A few years ago, when I was in Key West, I used to make a point to check out the Key Western massage parlors.
The prices were right, the staff was attentive, and the customers were friendly.
Now, I just don’t have the same enthusiasm.
When I visit the local Key West massage parlor, I can’t help but feel like I’m walking into a place where my body has been taken over by a giant, furry creature, a giant stuffed bear, or a giant panda.
But, then again, the Key Washington, Maryland-based Key West Spa & Massage is still one of the most popular massage parlocities in the nation, with thousands of satisfied customers who come every day.
The company, which has its headquarters in Key W, has been around since 1983, but it has expanded since then, becoming a franchise with a growing number of locations.
It operates over 100 locations in the United States, Canada, Mexico, the Caribbean, and Asia, and it offers a variety of services, including full body massages and massage therapy.
The owner, the late John F. Keyes, was an accomplished professional, with a degree in massage from the University of Virginia and a number of years of experience in the massage industry.
His clients ranged from wealthy families to single moms to college students.
The most recent of his clients, according to his website, was a woman who was a student at the University in Washington, D.C.
During his lifetime, he served on the board of directors for the American Association of Physical Therapists, which is the world’s largest physical therapy association.
Keys daughter, Julie Keyes Keyes (now wife of the late Dr.
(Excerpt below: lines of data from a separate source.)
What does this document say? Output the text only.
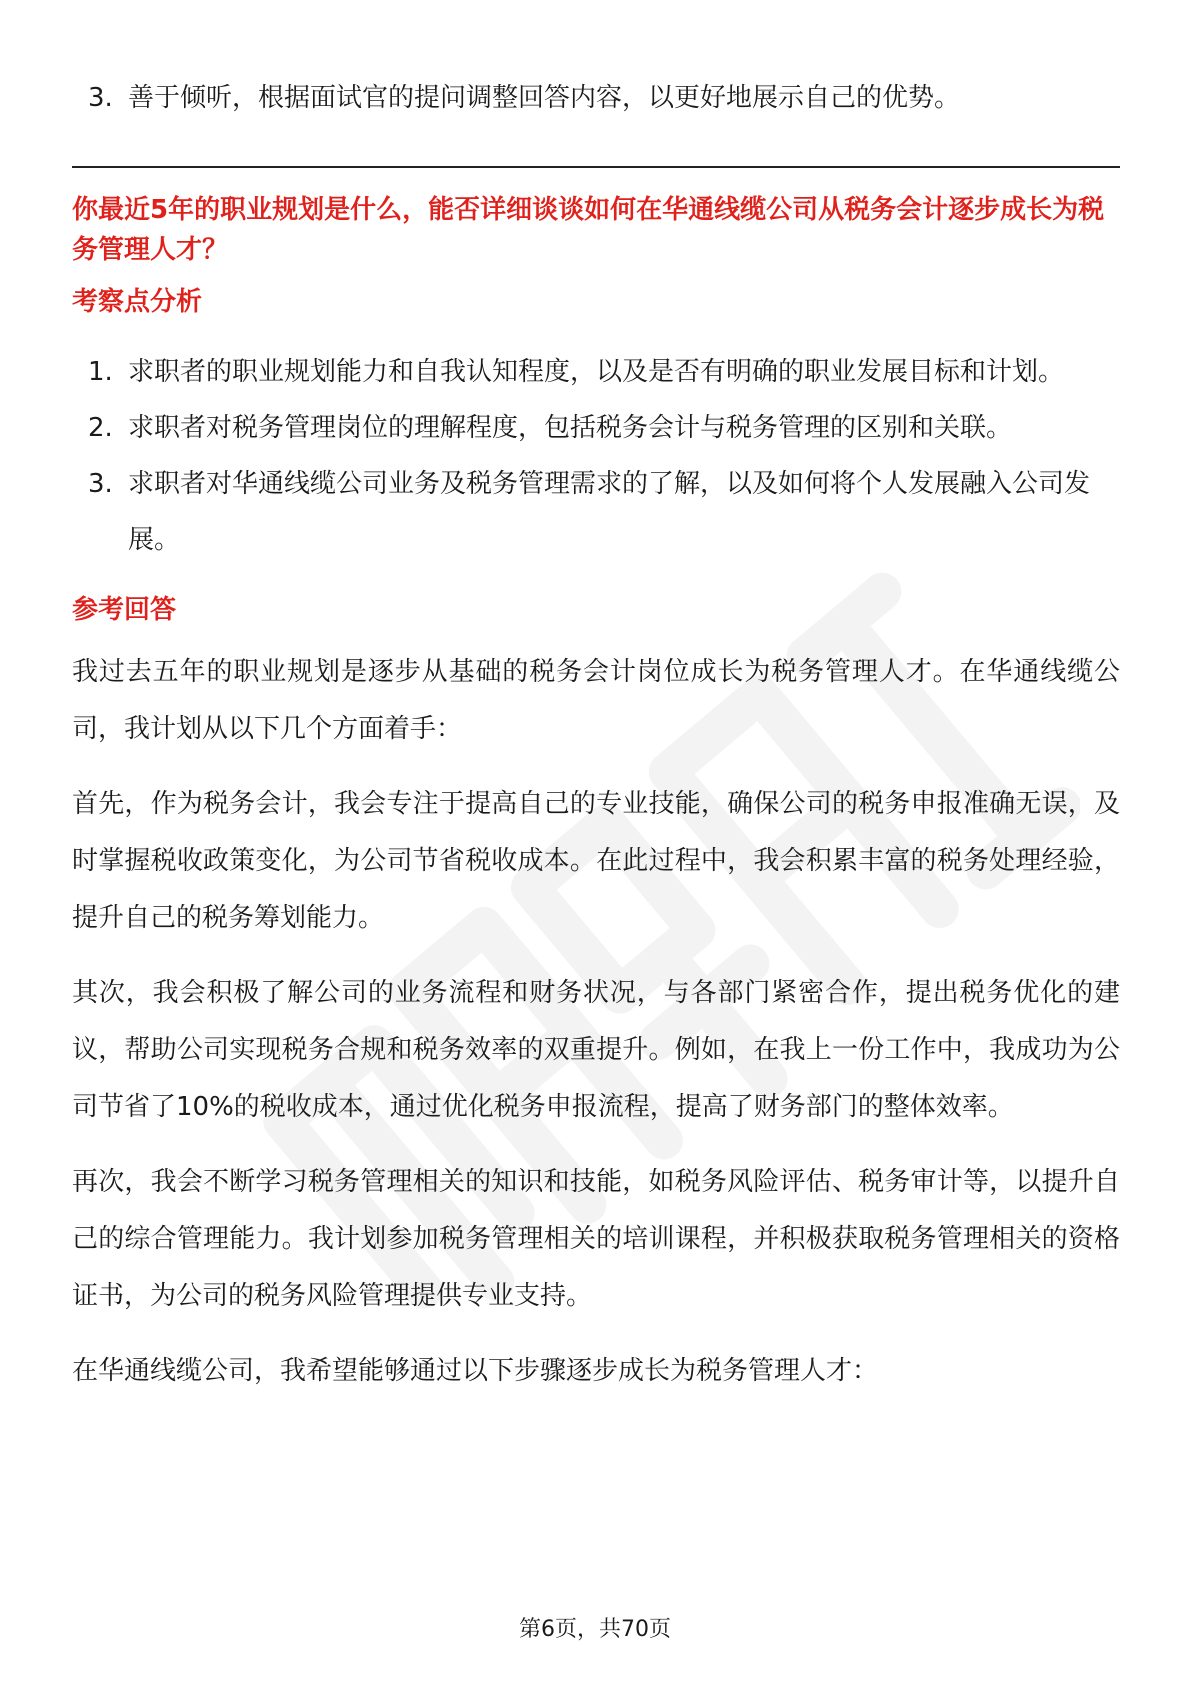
3. 善于倾听，根据面试官的提问调整回答内容，以更好地展示自己的优势。

你最近5年的职业规划是什么，能否详细谈谈如何在华通线缆公司从税务会计逐步成长为税务管理人才？

考察点分析
1. 求职者的职业规划能力和自我认知程度，以及是否有明确的职业发展目标和计划。
2. 求职者对税务管理岗位的理解程度，包括税务会计与税务管理的区别和关联。
3. 求职者对华通线缆公司业务及税务管理需求的了解，以及如何将个人发展融入公司发展。
参考回答

我过去五年的职业规划是逐步从基础的税务会计岗位成长为税务管理人才。在华通线缆公司，我计划从以下几个方面着手：

首先，作为税务会计，我会专注于提高自己的专业技能，确保公司的税务申报准确无误，及时掌握税收政策变化，为公司节省税收成本。在此过程中，我会积累丰富的税务处理经验，提升自己的税务筹划能力。

其次，我会积极了解公司的业务流程和财务状况，与各部门紧密合作，提出税务优化的建议，帮助公司实现税务合规和税务效率的双重提升。例如，在我上一份工作中，我成功为公司节省了10%的税收成本，通过优化税务申报流程，提高了财务部门的整体效率。

再次，我会不断学习税务管理相关的知识和技能，如税务风险评估、税务审计等，以提升自己的综合管理能力。我计划参加税务管理相关的培训课程，并积极获取税务管理相关的资格证书，为公司的税务风险管理提供专业支持。

在华通线缆公司，我希望能够通过以下步骤逐步成长为税务管理人才：

第6页，共70页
Keyses), said her father had many, many passions.
“John had a lot of passions, and one of them was, ‘Why can’t we have a spa in every town in America?
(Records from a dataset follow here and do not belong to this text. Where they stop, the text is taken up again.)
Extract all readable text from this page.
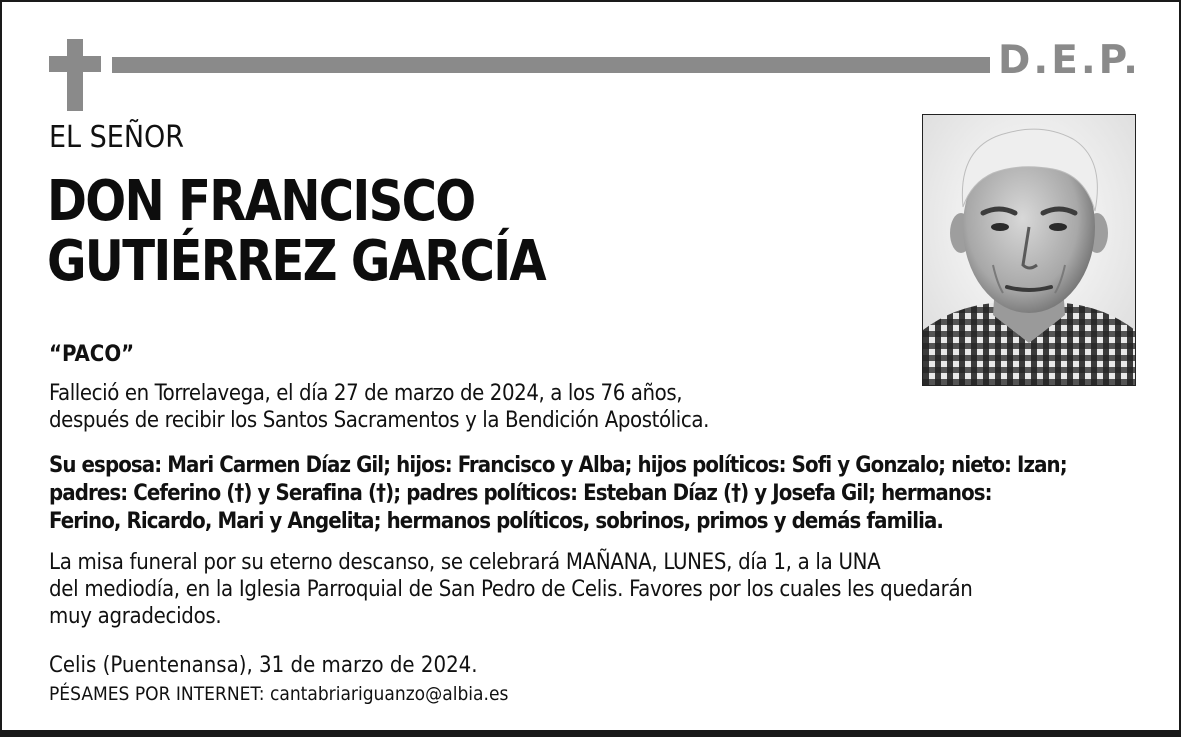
D.E.P.
EL SEÑOR
DON FRANCISCO
GUTIÉRREZ GARCÍA
“PACO”

Falleció en Torrelavega, el día 27 de marzo de 2024, a los 76 años,
después de recibir los Santos Sacramentos y la Bendición Apostólica.

Su esposa: Mari Carmen Díaz Gil; hijos: Francisco y Alba; hijos políticos: Sofi y Gonzalo; nieto: Izan;
padres: Ceferino (†) y Serafina (†); padres políticos: Esteban Díaz (†) y Josefa Gil; hermanos:
Ferino, Ricardo, Mari y Angelita; hermanos políticos, sobrinos, primos y demás familia.

La misa funeral por su eterno descanso, se celebrará MAÑANA, LUNES, día 1, a la UNA
del mediodía, en la Iglesia Parroquial de San Pedro de Celis. Favores por los cuales les quedarán
muy agradecidos.

Celis (Puentenansa), 31 de marzo de 2024.

PÉSAMES POR INTERNET: cantabriariguanzo@albia.es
Why can’t I have one in every city?'”
Julie Keynes Keyes told TIME in an interview.
“And that is exactly what he wanted to do.”
In Key West in particular, the key word here is “everytown.”
Keyes was born in New Jersey and grew up in Maryland.
He had a fascination with the West Virginia area, and as a child, he had his own collection of local attractions.
At a young age, Keyes decided to join a local group of children’s charities that raised money for local schools.
He was the volunteer coordinator for a school that raised funds for cancer research, and he was also involved in the local school board.
As Keyes got older, he became interested in massage therapy, which was something that he loved, but had not tried before.
He decided to take his training in the field to Key West and decided to begin offering his services in Keyes West.
“I did my first Massage Therapy at age 12 and then decided that I wanted to become a Massage Therapist.
I went to the National Association of Massage and Conditioning Therapies (NAMCTT) in Key Largo, Florida, and learned a lot,” he told TIME.
“I became a certified Massage therapist and a Certified Massage Instructor.”
In the early 1990s, Key West started expanding to include other parts of the country, like New York City and other cities in the Midwest and the South.
Key West now has more than 200 locations in key markets around the country.
Julie Keyes said her dad “didn’t take himself too seriously.”
“He would tell you, ‘It doesn’t matter if you’re rich, or if you have a great education.
You just gotta have fun,'” Julie Keys Keyes recalled.
“That’s what really brought him in.”
Key West, the company with its own facilities, employs more than 3,000 people and has a large payroll, as well as several hundred other people who work in the company.
Key and Julie Keyses Keyes own a home in Key City, which they also share with their daughter.
Key has two daughters, Emily and Molly, and their younger sister, Lola.
Key also has two granddaughters.
Julie Keyys Keyes says her dad is a kind, gentle, loving man who was very devoted to his customers.
“He really was a gentleman,” she said.
“He didn’t care if you were rich or not.
He just wanted you to have a wonderful day.”
Julie was also surprised to learn that John Keyes passed away in 2013.
Key was an avid runner and enjoyed being in shape.
He enjoyed swimming, and enjoyed spending time with his family.
“When John died, he left a huge footprint in the KeyWest family, both personally and professionally,” Julie Keyings Keyes wrote in an email to TIME.
“We were devastated when we learned that John had passed away.